Equivalent fractions represent the same ratio, even though they may look different. As with many concepts in math, a good way to practice identifying equivalent fractions is by playing games. Lots of games exist that you can use to develop this skill and fortunately, you can adapt them for different skill levels.
You can play matching games on the computer or by using index cards. Give students a set of three pairs of fractions and ask them to identify the pair that is equivalent. The fractions could be represented visually, as partially shaded circles, or in number form. The student either clicks on the matching pair or selects the two matching index cards to move on to the next set.

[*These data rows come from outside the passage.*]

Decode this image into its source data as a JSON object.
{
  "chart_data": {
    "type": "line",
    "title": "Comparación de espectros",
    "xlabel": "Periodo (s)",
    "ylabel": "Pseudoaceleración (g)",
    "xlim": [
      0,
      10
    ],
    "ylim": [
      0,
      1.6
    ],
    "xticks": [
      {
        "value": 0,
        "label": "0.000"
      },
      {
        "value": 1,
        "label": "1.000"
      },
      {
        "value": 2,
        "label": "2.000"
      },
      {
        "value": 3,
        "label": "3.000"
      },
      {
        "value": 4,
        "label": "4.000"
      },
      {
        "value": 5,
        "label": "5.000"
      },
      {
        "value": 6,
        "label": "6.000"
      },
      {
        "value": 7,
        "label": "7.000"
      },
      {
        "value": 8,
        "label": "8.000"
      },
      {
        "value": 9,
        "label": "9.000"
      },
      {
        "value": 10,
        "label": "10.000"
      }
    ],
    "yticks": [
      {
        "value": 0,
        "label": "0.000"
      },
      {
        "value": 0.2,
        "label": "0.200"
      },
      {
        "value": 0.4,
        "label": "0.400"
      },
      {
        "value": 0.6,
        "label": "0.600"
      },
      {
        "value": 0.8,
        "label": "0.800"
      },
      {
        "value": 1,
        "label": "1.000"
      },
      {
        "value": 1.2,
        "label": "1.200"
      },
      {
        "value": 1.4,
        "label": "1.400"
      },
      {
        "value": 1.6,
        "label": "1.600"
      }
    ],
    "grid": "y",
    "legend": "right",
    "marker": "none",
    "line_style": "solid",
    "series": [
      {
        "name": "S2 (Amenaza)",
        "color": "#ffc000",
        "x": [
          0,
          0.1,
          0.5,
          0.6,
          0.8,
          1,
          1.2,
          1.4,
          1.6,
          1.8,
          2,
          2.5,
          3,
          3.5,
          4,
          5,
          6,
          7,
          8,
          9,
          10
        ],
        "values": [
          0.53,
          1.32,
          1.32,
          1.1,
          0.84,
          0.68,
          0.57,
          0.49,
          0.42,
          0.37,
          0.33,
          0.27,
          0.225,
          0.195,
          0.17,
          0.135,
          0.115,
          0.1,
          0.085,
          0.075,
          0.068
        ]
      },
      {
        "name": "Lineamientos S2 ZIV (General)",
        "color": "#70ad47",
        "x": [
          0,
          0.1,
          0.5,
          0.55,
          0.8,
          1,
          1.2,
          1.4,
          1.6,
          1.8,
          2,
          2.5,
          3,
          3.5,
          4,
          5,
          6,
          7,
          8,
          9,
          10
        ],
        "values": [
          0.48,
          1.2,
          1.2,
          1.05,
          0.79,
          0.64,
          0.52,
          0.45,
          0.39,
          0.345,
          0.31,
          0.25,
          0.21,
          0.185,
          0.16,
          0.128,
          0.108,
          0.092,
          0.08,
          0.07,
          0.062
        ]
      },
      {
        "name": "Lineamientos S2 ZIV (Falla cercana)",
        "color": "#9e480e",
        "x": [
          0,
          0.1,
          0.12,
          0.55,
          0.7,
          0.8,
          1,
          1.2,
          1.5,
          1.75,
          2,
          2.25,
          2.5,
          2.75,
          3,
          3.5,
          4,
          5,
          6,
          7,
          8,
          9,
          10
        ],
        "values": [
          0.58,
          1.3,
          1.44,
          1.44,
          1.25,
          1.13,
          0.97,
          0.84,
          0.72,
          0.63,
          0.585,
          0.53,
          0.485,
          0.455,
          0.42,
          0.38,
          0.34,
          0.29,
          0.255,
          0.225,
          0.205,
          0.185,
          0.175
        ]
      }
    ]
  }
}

Play equivalent fraction bingo as a class: Select a student to write a fraction on the board -- either a number or a shaded circle, depending on how well the class grasps the concept. Students then search their boards to find and cover the equivalent fraction. Once they've covered an entire row of equivalent fractions, they draw a bingo. Alternatively, students could play this game in small groups or individually on the computer.
Number Line Games
Have students draw index cards with fractions displayed visually as shaded circles and instruct them to plot those fractions in order on a number line. Equivalent fractions will land on the same place between 0 and 1. Another way to incorporate number lines is to give students number lines with fractions already placed on them, and provide them with a separate set of fractions, equivalent to those on the number line. Students then match the equivalent fractions so they are all on the number line.
Odd Fraction Out
Using index cards or the computer, show students four fractions, three of which are equivalent. Students have to select the fraction that is not equivalent, either by clicking on it or removing it from the group of four. Each round that they complete correctly leads them toward some kind of prize, like candy or extra credit points. Like the others, this game can be made easier by representing the fractions as shaded circles instead of numbers.